To miał być ostatni film Woody’ego Allena. Z wielu powodów. 83-letni reżyser przyznał na przykład w jednym z wywiadów, że nie wytrzymuje już szalonego tempa produkcji filmowej i nie jest w stanie kręcić jednego obrazu rocznie. Zapowiedział dłuższą przerwę i w Hollywood mówiło się nawet, że zamieni się ona w trwałą emeryturę. Tak naprawdę Allen miał problemy z producentami. Amazon Studios, które zamówiło u niego pięć kolejnych filmów, wycofało się z umowy po wybuchu kolejnej afery na linii Allen-Farrow. Wydawało się, że kolejnych produkcji nowojorskiego reżysera nikt nie sfinansuje. Że podpadł ruchowi #metoo i dołączy do grona twórców wyklętych. Ostatecznie wiadomo już, że zapowiadany od kilku miesięcy Rifkin’s Festival powstanie. A po nim kolejne filmy.
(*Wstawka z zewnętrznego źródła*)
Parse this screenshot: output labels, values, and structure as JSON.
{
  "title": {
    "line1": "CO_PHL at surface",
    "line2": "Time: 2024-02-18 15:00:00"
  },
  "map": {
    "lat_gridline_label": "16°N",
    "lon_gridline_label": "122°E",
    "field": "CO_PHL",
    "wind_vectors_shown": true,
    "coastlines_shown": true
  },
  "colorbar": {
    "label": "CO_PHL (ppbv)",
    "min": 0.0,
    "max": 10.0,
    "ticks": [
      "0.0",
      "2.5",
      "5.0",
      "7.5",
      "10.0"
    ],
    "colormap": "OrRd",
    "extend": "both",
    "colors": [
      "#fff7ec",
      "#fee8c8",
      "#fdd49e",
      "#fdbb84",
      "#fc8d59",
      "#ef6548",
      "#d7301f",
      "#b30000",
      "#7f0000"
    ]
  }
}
Spór Allen-Farrow sprawił też, że kinowa kariera W deszczowy dzień w Nowym Jorku stanęła pod znakiem zapytania. Koncern Amazon uznał, że w obecnej sytuacji nie ma najmniejszych szans na wprowadzenie filmu na ekrany i w ogóle zrezygnował z jego dystrybucji. Ostatecznie obraz trafił do kin – pod koniec lipca miał swoją światową premierę w…. Polsce. To jeden z nielicznych tytułów, które rodzimi widzowie obejrzą jako pierwsi. I jako pierwsi dojdą pewnie do wniosku, że znów Allen niczym ich nie zaskoczył.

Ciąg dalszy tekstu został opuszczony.